Изменить размер шрифта - +

На вид беспризорнику было не больше двенадцати. Волосы его были грязны настолько, что цвет их, казалось, уже не различить. С ушами тоже творилось нечто невозможное, Артём постарался туда не заглядывать — кажется, они были полны грязью всклень.

— Чай будете? — предложил Василий Петрович. — О, только не в эту вашу банку, юноша. У меня есть запасная. Артём, не обеспечите ли ещё кипяточку?

С запасной банкой Василия Петровича Артём отправился к печке; там суетился чеченский дневальный — тот самый, с которым на днях ходили кладбище ломать.

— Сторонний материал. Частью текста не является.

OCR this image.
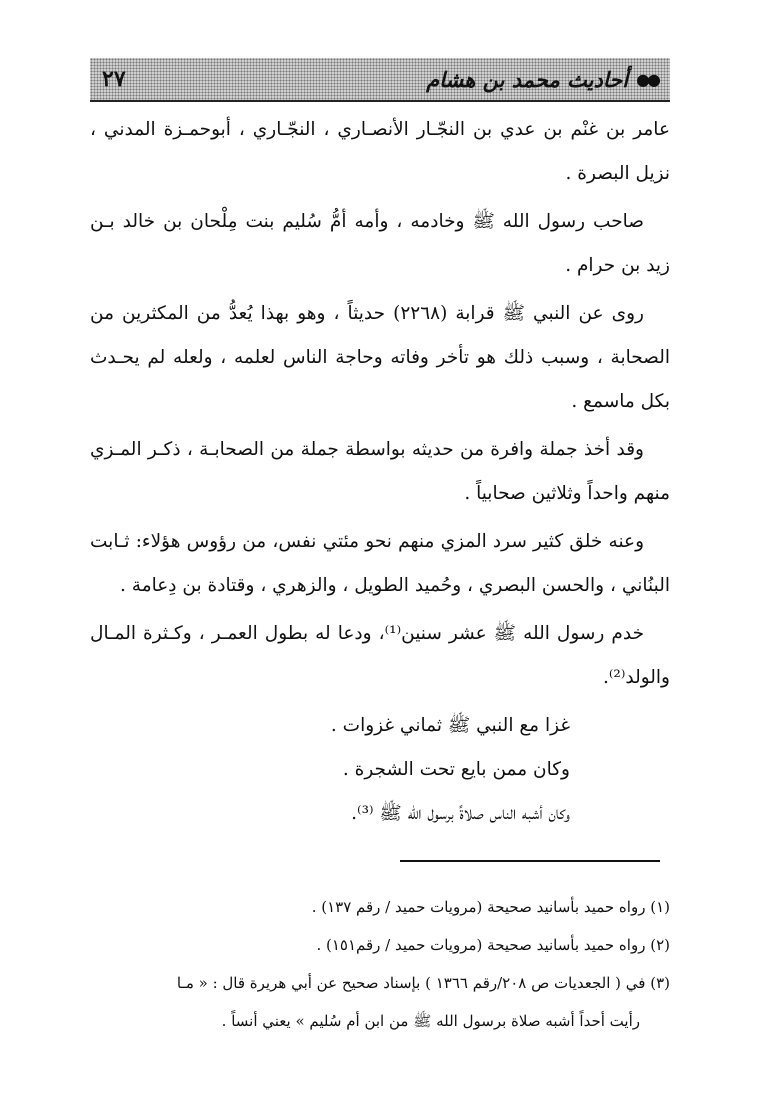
●●
أحاديث محمد بن هشام
٢٧

عامر بن غنْم بن عدي بن النجّـار الأنصـاري ، النجّـاري ، أبوحمـزة المدني ، نزيل البصرة .

صاحب رسول الله ﷺ وخادمه ، وأمه أمُّ سُليم بنت مِلْحان بن خالد بـن زيد بن حرام .

روى عن النبي ﷺ قرابة (٢٢٦٨) حديثاً ، وهو بهذا يُعدُّ من المكثرين من الصحابة ، وسبب ذلك هو تأخر وفاته وحاجة الناس لعلمه ، ولعله لم يحـدث بكل ماسمع .

وقد أخذ جملة وافرة من حديثه بواسطة جملة من الصحابـة ، ذكـر المـزي منهم واحداً وثلاثين صحابياً .

وعنه خلق كثير سرد المزي منهم نحو مئتي نفس، من رؤوس هؤلاء: ثـابت البنُاني ، والحسن البصري ، وحُميد الطويل ، والزهري ، وقتادة بن دِعامة .

خدم رسول الله ﷺ عشر سنين⁽¹⁾، ودعا له بطول العمـر ، وكـثرة المـال والولد⁽²⁾.

غزا مع النبي ﷺ ثماني غزوات .

وكان ممن بايع تحت الشجرة .

وكان أشبه الناس صلاةً برسول الله ﷺ ⁽³⁾.

(١) رواه حميد بأسانيد صحيحة (مرويات حميد / رقم ١٣٧) .

(٢) رواه حميد بأسانيد صحيحة (مرويات حميد / رقم١٥١) .

(٣) في ( الجعديات ص ٢٠٨/رقم ١٣٦٦ ) بإسناد صحيح عن أبي هريرة قال : « مـا

رأيت أحداً أشبه صلاة برسول الله ﷺ من ابن أم سُليم » يعني أنساً .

— Чеченцы никогда не были христианами, — сказал тот пренебрежительно, посмотрев на Артёма.

— Как хочешь, — ответил Артём. — Можно водички согреть?

Василий Петрович нашёл ещё баранку и горсть сухофруктов. Беспризорник всё это сразу же закидал в кипяток и стал пить, вроде и не боясь обжечься.

— Вы хоть скажите нам что-нибудь, — предложил Василий Петрович.

— Чего? — бесстрастно спросил беспризорник.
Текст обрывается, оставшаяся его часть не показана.